The firepower of the M1 carbine was greatly increased with the introduction of the select-fire M2 version. Like a submachine gun, the full-automatic M2 was effective for close-in combat situations and street fighting. The M2 could also be used effectively in the semiautomatic mode at longer ranges, where a pistol caliber submachine gun could not. Original M2s were only manufactured by Inland (199,500 M2 carbines), and Winchester (17,500 M2 carbines). Early Winchester M2s were marked by over-stamping the numeral 1 on the front of the receiver with a number 2. All later manufacture M2s were factory roll-marked “M2.” Original Inland and Winchester M2s all have high serial numbers over 6,000,000. There were a few very early Inland M2s manufactured with six digit serial numbers beginning with zero. Original manufacture M2 carbines were usually factory fitted with late style features, such as the adjustable style rear sight, improved safety lever and the barrel band with the bayonet lug.

Select-fire M2 carbine with 30-round magazine and muzzle brake. The cyclic rate was approximately 750 rounds per minute. RIGHT: M3 carbine with late production M3 sniper scope. (U.S. Marine Corps National Museum)

The M2’s published cyclic rate was from 750 to 775 rounds per minute. A large capacity 30-round magazine was introduced to keep up with the M2’s high rate of fire. The carbine’s light weight together with its relatively fast cyclic rate made it somewhat difficult to control in the full-auto mode of fire. One item designed specifically for controlling muzzle rise on the M2 carbine was the M1 recoil check or muzzle brake.

Some M1 carbines were converted to the M2 configuration by using the “Kit, Conversion T17.” This kit contained all the parts needed for unit armorers to upgrade their M1 carbines to the M2 status. Many existing M1s that were converted were remarked by over-stamping the number 1 with a 2 on the receiver by hand. After World War II ended in Europe, FN Belgium was contracted to inspect and rebuild carbines, and convert some of them to the M2 configuration. The FN program was completed in 1946. Virtually all weapons returned to the U.S. were rebuilt before being placed into long term storage after the war. During the Ordnance Department rebuilding programs, a large number of M1 carbines were also rebuilt to M2 specifications. Just a few years later, the M2 carbine would see its share of combat action in the Korean Conflict.

U.S. Carbine, Caliber, .30 M3

Based on scientific experiments begun in the 1930s, the “Sniperscope, T120” was developed in late 1943. Electronic devices could distinguish objects illuminated by infrared light and make them visible in a telescope. A 6-volt light with an infrared filter mounted under the stock provided invisible light to illuminate an area up to a distance of 400 feet. This combination of a light source and telescope using infrared light became the first practical night vision sight. A handle and a switch for the light were mounted on the stock. Both the telescope and the light source got their power from a heavy, lead-acid wet cell battery carried in a canvas pack.

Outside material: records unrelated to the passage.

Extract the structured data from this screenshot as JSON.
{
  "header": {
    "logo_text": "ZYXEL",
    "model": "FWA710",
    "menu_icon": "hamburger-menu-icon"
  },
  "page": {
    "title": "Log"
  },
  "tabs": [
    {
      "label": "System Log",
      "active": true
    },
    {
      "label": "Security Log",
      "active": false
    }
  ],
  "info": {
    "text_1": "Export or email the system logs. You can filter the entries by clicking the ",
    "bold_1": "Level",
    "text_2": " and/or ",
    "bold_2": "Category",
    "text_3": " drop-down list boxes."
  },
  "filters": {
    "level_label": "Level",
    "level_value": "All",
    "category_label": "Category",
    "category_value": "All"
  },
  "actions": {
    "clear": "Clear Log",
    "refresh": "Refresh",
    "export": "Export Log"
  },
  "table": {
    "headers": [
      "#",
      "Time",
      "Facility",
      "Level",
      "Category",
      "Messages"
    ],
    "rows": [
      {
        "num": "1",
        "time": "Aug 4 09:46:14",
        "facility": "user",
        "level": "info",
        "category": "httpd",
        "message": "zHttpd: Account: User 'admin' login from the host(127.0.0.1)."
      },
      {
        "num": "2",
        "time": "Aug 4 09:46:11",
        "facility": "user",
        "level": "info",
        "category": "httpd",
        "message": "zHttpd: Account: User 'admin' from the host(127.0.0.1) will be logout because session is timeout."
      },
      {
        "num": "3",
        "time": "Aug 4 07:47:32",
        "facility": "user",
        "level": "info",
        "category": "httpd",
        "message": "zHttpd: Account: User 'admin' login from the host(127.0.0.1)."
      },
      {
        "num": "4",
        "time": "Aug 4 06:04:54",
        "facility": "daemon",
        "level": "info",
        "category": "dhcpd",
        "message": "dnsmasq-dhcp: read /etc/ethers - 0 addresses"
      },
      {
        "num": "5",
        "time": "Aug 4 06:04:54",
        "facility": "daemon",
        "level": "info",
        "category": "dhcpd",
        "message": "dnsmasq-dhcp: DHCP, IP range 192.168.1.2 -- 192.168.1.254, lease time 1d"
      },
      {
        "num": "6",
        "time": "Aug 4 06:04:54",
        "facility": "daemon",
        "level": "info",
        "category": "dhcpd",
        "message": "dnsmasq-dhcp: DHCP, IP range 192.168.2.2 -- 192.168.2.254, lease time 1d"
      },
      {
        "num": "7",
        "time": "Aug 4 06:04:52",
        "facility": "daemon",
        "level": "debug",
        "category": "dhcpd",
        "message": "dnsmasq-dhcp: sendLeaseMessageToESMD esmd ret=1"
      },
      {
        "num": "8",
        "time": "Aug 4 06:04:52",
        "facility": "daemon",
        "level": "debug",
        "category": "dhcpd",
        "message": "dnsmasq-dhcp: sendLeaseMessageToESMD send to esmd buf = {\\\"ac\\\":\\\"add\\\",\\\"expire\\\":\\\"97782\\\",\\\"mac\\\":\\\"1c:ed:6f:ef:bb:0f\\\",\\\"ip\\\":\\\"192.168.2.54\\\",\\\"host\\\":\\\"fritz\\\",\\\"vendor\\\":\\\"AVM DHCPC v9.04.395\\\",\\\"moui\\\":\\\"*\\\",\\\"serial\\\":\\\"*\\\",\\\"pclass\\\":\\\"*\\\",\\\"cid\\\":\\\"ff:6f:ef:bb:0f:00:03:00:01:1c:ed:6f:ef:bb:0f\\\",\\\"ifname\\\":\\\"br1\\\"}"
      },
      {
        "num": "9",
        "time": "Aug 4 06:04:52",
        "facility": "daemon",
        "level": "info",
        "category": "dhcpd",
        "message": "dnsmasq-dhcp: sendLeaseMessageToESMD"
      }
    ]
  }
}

Before the M3 carbine and M1 sniperscope were type-classified, they were known as the T3 and T120, respectively. The M3 was a carbine fitted with a mount designed to accept an infrared sight for use at night. It was initially used with the M1 sniperscope, an active infrared sight, and saw action in 1945 with the Army during the invasion of Okinawa. An improved M2 sniperscope extended the effective nighttime range of the M3 carbine out to 100 yards. Both the M1 and M2 sniperscopes had the light source located below the stock.

Select-fire M2 carbine with 30-round magazine and muzzle brake. The cyclic rate was approximately 750 rounds per minute. RIGHT: M3 carbine with late production M3 sniper scope. (U.S. Marine Corps National Museum)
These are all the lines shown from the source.